“Watching the images out of Iran takes me back to 1979 when I witnessed it all in person,” said Silva Harapetian, former KXAN TV (NBC) reporter on Facebook today. “With no political connection being caught in the middle of all of that was very difficult to understand,” she continued. “It is really hard to watch. I feel like a child in fear again.”
Harapetian reported for KXAN from August, 2005 to November, 2006. She joined WDIV TV (NBC) in Detroit, Michigan as a reporter in December, 2006.
She was born in Iran and spent the first 12 years of her life there. “For the most part I had a normal life within the four walls of our home. My parents tried very hard to make sure we were not affected and didn’t see too much of the turmoil on the streets. But there was no escaping it,” Harapetian recalls in an interview with NewsMcNabb. “I remember … anxiety in my parents’ voices talking about curfews and threats. We were never a political family as we are Armenian and for the most part felt caught in the cross fire of the revolution and eventually the war between Iran and Iraq.”

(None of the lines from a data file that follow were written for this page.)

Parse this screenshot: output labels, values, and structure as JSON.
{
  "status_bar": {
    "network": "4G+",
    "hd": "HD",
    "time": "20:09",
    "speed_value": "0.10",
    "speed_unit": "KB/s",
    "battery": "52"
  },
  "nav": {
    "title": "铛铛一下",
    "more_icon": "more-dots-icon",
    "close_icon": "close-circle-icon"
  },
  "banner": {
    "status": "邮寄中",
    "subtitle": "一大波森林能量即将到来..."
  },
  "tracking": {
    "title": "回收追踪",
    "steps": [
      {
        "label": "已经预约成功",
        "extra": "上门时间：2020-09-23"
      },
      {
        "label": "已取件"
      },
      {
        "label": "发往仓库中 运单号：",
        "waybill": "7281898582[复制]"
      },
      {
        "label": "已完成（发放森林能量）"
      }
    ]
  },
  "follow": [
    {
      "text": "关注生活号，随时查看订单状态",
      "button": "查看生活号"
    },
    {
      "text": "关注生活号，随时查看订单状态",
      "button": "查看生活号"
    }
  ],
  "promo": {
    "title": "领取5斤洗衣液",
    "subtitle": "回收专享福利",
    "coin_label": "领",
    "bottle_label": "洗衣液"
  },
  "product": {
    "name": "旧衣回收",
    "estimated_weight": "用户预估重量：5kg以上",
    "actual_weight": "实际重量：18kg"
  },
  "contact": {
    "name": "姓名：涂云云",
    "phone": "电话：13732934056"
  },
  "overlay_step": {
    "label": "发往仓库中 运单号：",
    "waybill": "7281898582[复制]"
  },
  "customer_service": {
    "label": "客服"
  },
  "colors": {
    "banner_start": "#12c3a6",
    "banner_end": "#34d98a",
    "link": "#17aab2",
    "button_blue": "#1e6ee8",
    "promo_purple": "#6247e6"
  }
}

The family (Right) picture was taken at her second b-day party in 1977 just two years before the revolution. “After that year, she says, “Nothing was ever the same.”
“As a child I remember the demonstrations, the noise of the protesters, the throwing of the rocks, the sound of the motorcycles,” she tells me. “I remember my family turning off all the lights in the home and sitting in the middle of the living room with a radio and candle light, ready to run to the basement in case of an emergency. I remember falling asleep on the floor on many nights.”
According to www.click ondetroit.com, when she was 12 years old her family fled to Germany where they lived for two years awaiting news of passage to the United States. At 14 years old, Harapetian arrived in Los Angeles.
"I feel very blessed to be living in this country. I have had the chance to have an education and a career, something I as a woman may have never been able to pursue,” she says on the web site. She graduated from the University of Southern California with a communication degree. In the process she added English to her first three languages: Armenian, Farsi and German. She is now learning Spanish, the web site says.
All of these personal experiences, plus the stories she has covered, are contributing to a world-view, a broad perspective, Harapetian tells me. “As an adult I realized that I lived in historic times. I realized early on that my experience helps me relate to adversity. It helps me really understand what it’s like not having a voice. I am also able to relate to the human struggle for justice.”